I was trying to ingest some json files however the json seems to have some weird characters or binary and parsing failed.
Example of JSON:
I got this error : ERROR JsonLineBreaker - JSON Stream ID: xxxxxxxxxxxxxxxxxxxxxx had parsing error: Unexpected character while parsing backslash escape: 'x'
I had experimented on a lot of prof.conf including setting binary to false. I suspect this is something to do with encoding.
How do i solved this?
Thanks in advance
I checked the weird_characters are chinese character. I had set the encoding at UTF-8. I even try to modify my data to "abc": "\weird_characters". However, to no avail. I still cannot parse the data.
Does the JSON string (Assuming you have the correct CHARSET in props.conf) actually contain
\x? If so, you may have invalid JSON... check out the grammar on https://json.org The only characters that can follow a backslash in a string are slash, backslash, double quote, b, f, n, r, t, OR u (when immediately followed by 4 hex digits).
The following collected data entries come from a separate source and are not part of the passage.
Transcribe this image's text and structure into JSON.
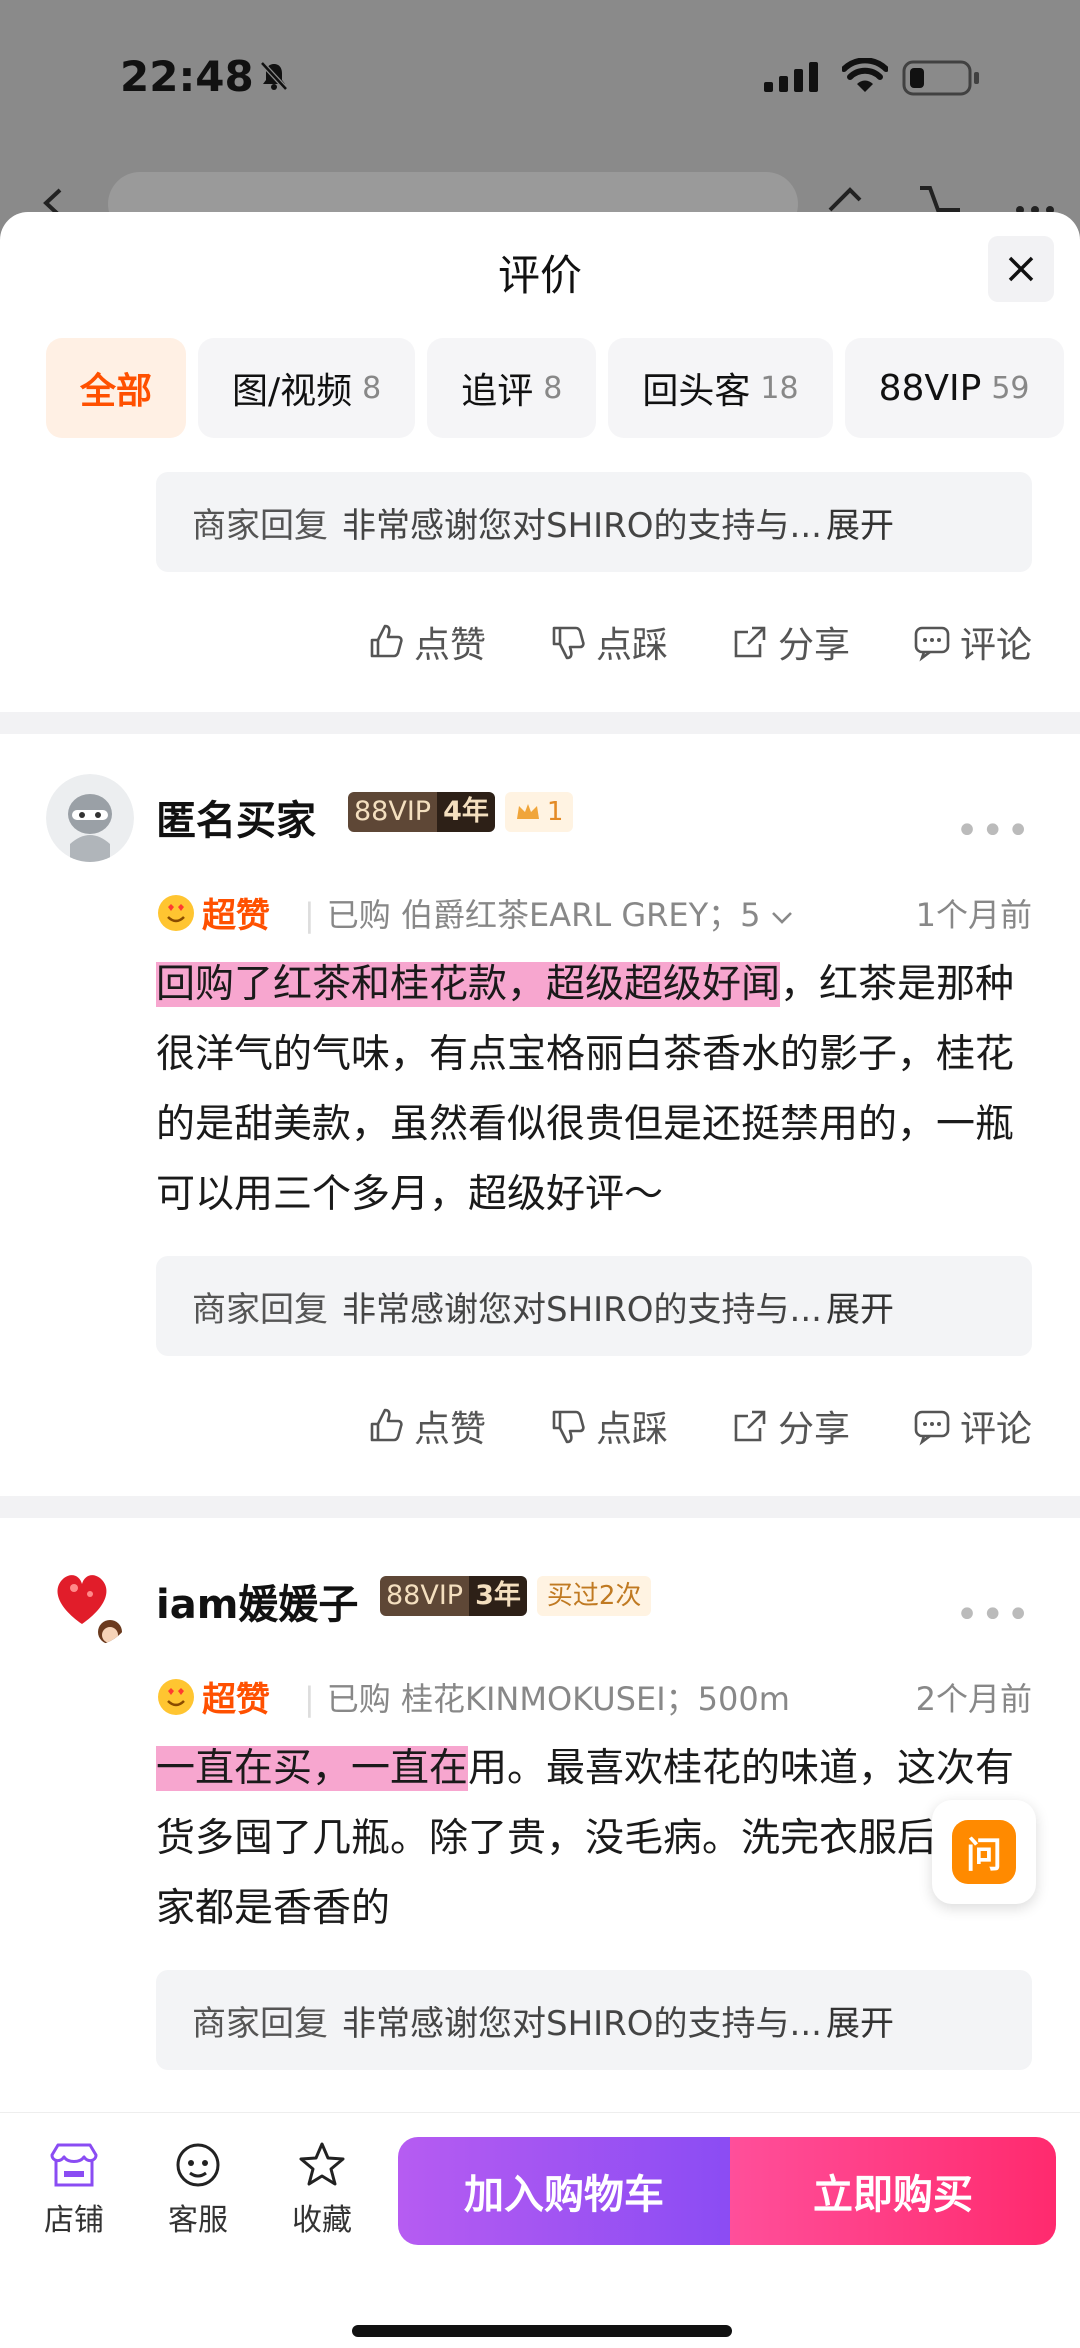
{
  "status_bar": {
    "time": "22:48"
  },
  "sheet": {
    "title": "评价",
    "tabs": [
      {
        "label": "全部",
        "count": ""
      },
      {
        "label": "图/视频",
        "count": "8"
      },
      {
        "label": "追评",
        "count": "8"
      },
      {
        "label": "回头客",
        "count": "18"
      },
      {
        "label": "88VIP",
        "count": "59"
      }
    ]
  },
  "reply": {
    "label": "商家回复",
    "text": "非常感谢您对SHIRO的支持与...",
    "expand": "展开"
  },
  "actions": {
    "like": "点赞",
    "dislike": "点踩",
    "share": "分享",
    "comment": "评论"
  },
  "reviews": [
    {
      "user": "匿名买家",
      "vip": "88VIP",
      "vip_years": "4年",
      "crown_count": "1",
      "rating": "超赞",
      "purchased_prefix": "已购",
      "purchased": "伯爵红茶EARL GREY；5",
      "time": "1个月前",
      "highlight": "回购了红茶和桂花款，超级超级好闻",
      "body": "，红茶是那种很洋气的气味，有点宝格丽白茶香水的影子，桂花的是甜美款，虽然看似很贵但是还挺禁用的，一瓶可以用三个多月，超级好评～"
    },
    {
      "user": "iam媛媛子",
      "vip": "88VIP",
      "vip_years": "3年",
      "rebuy": "买过2次",
      "rating": "超赞",
      "purchased_prefix": "已购",
      "purchased": "桂花KINMOKUSEI；500m",
      "time": "2个月前",
      "highlight": "一直在买，一直在",
      "body": "用。最喜欢桂花的味道，这次有货多囤了几瓶。除了贵，没毛病。洗完衣服后整个家都是香香的"
    }
  ],
  "ask": {
    "label": "问"
  },
  "bottom_bar": {
    "store": "店铺",
    "service": "客服",
    "favorite": "收藏",
    "add_to_cart": "加入购物车",
    "buy_now": "立即购买"
  }
}
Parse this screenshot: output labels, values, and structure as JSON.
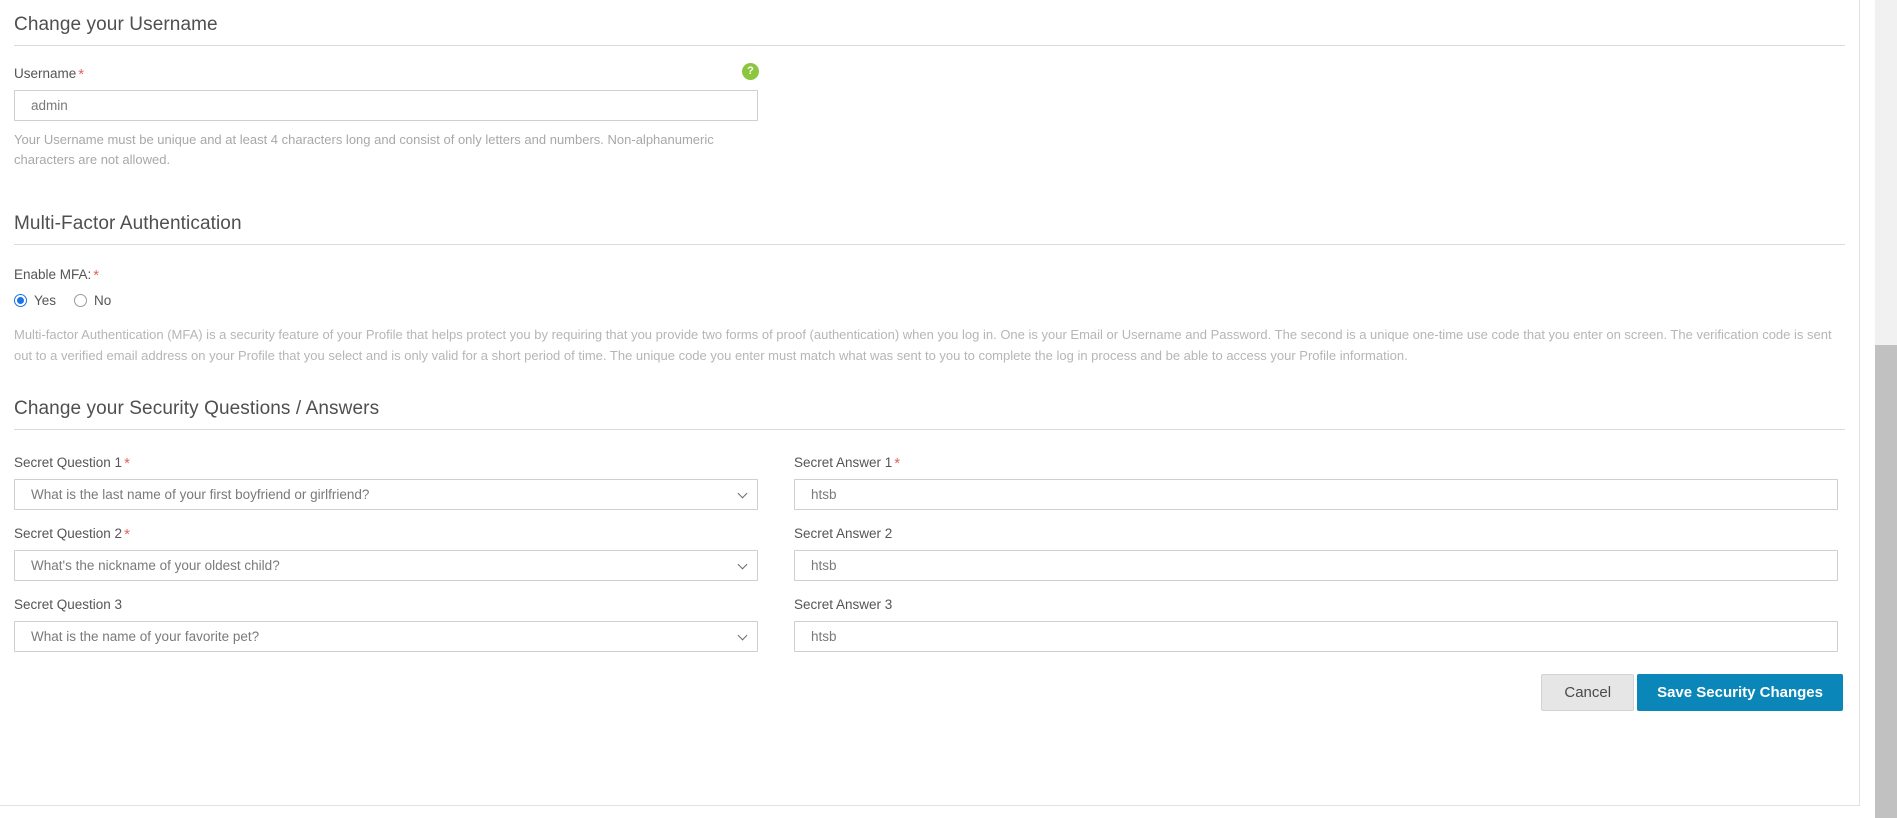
{
  "username_section": {
    "heading": "Change your Username",
    "label": "Username",
    "required_mark": "*",
    "help_icon": "question-mark-help-icon",
    "help_glyph": "?",
    "value": "admin",
    "placeholder": "admin",
    "helper_text": "Your Username must be unique and at least 4 characters long and consist of only letters and numbers. Non-alphanumeric characters are not allowed."
  },
  "mfa_section": {
    "heading": "Multi-Factor Authentication",
    "label": "Enable MFA:",
    "required_mark": "*",
    "options": [
      {
        "label": "Yes",
        "selected": true
      },
      {
        "label": "No",
        "selected": false
      }
    ],
    "description": "Multi-factor Authentication (MFA) is a security feature of your Profile that helps protect you by requiring that you provide two forms of  proof (authentication) when you log in. One is your Email or Username and Password. The second is a unique one-time use code that you enter on screen. The verification code is sent out to a verified email address on your Profile that you select and is only valid for a short period of time. The unique code you enter must match what was sent to you to complete the log in process and be able to access your Profile information."
  },
  "security_section": {
    "heading": "Change your Security Questions / Answers",
    "rows": [
      {
        "question_label": "Secret Question 1",
        "question_required": "*",
        "question_value": "What is the last name of your first boyfriend or girlfriend?",
        "answer_label": "Secret Answer 1",
        "answer_required": "*",
        "answer_value": "htsb"
      },
      {
        "question_label": "Secret Question 2",
        "question_required": "*",
        "question_value": "What's the nickname of your oldest child?",
        "answer_label": "Secret Answer 2",
        "answer_required": "",
        "answer_value": "htsb"
      },
      {
        "question_label": "Secret Question 3",
        "question_required": "",
        "question_value": "What is the name of your favorite pet?",
        "answer_label": "Secret Answer 3",
        "answer_required": "",
        "answer_value": "htsb"
      }
    ]
  },
  "actions": {
    "cancel_label": "Cancel",
    "save_label": "Save Security Changes"
  },
  "colors": {
    "accent_blue": "#0b86b8",
    "help_green": "#8cc63e",
    "required_red": "#e2655b",
    "radio_blue": "#1a73e8"
  },
  "scrollbar": {
    "name": "vertical-scrollbar"
  }
}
I manually removed the weird_characters and the JSON file can be ingested. However, these character are housed in the double quotes.
@acharlieh The file does not actually contain \x. However, I thought due to the encoding of these weird_characters, splunk might had recognized it as \x. I had set CHARSET to UTF-8 and the files continue to get the same error.
Anyone can help?
Where did you set the CHARSET? Just to double check this is on the Forwarder or other node performing ingestion yes? (Being an ingestion time thing). And you restarted the forwarder before trying ingesting one of these files again?
Is the source system actually producing the whole file as UTF-8 encoded JSON? How do you know?
Have you looked at your input in a good hex editor? If you're on Mac, I like HexFiend but there are many other good ones out there. The goal of this exercise is to know the actual bytes that are being ingested, and try to determine for certain what encoding is actually in place. A good editor will let you try out interpreting the bytes as a few different encodings, and see what is there when you do so. Using the output of this, and possibly a site like https://fileformat.info/info/unicode/ you can actually figure out what these "weird" characters actually are and reason about them.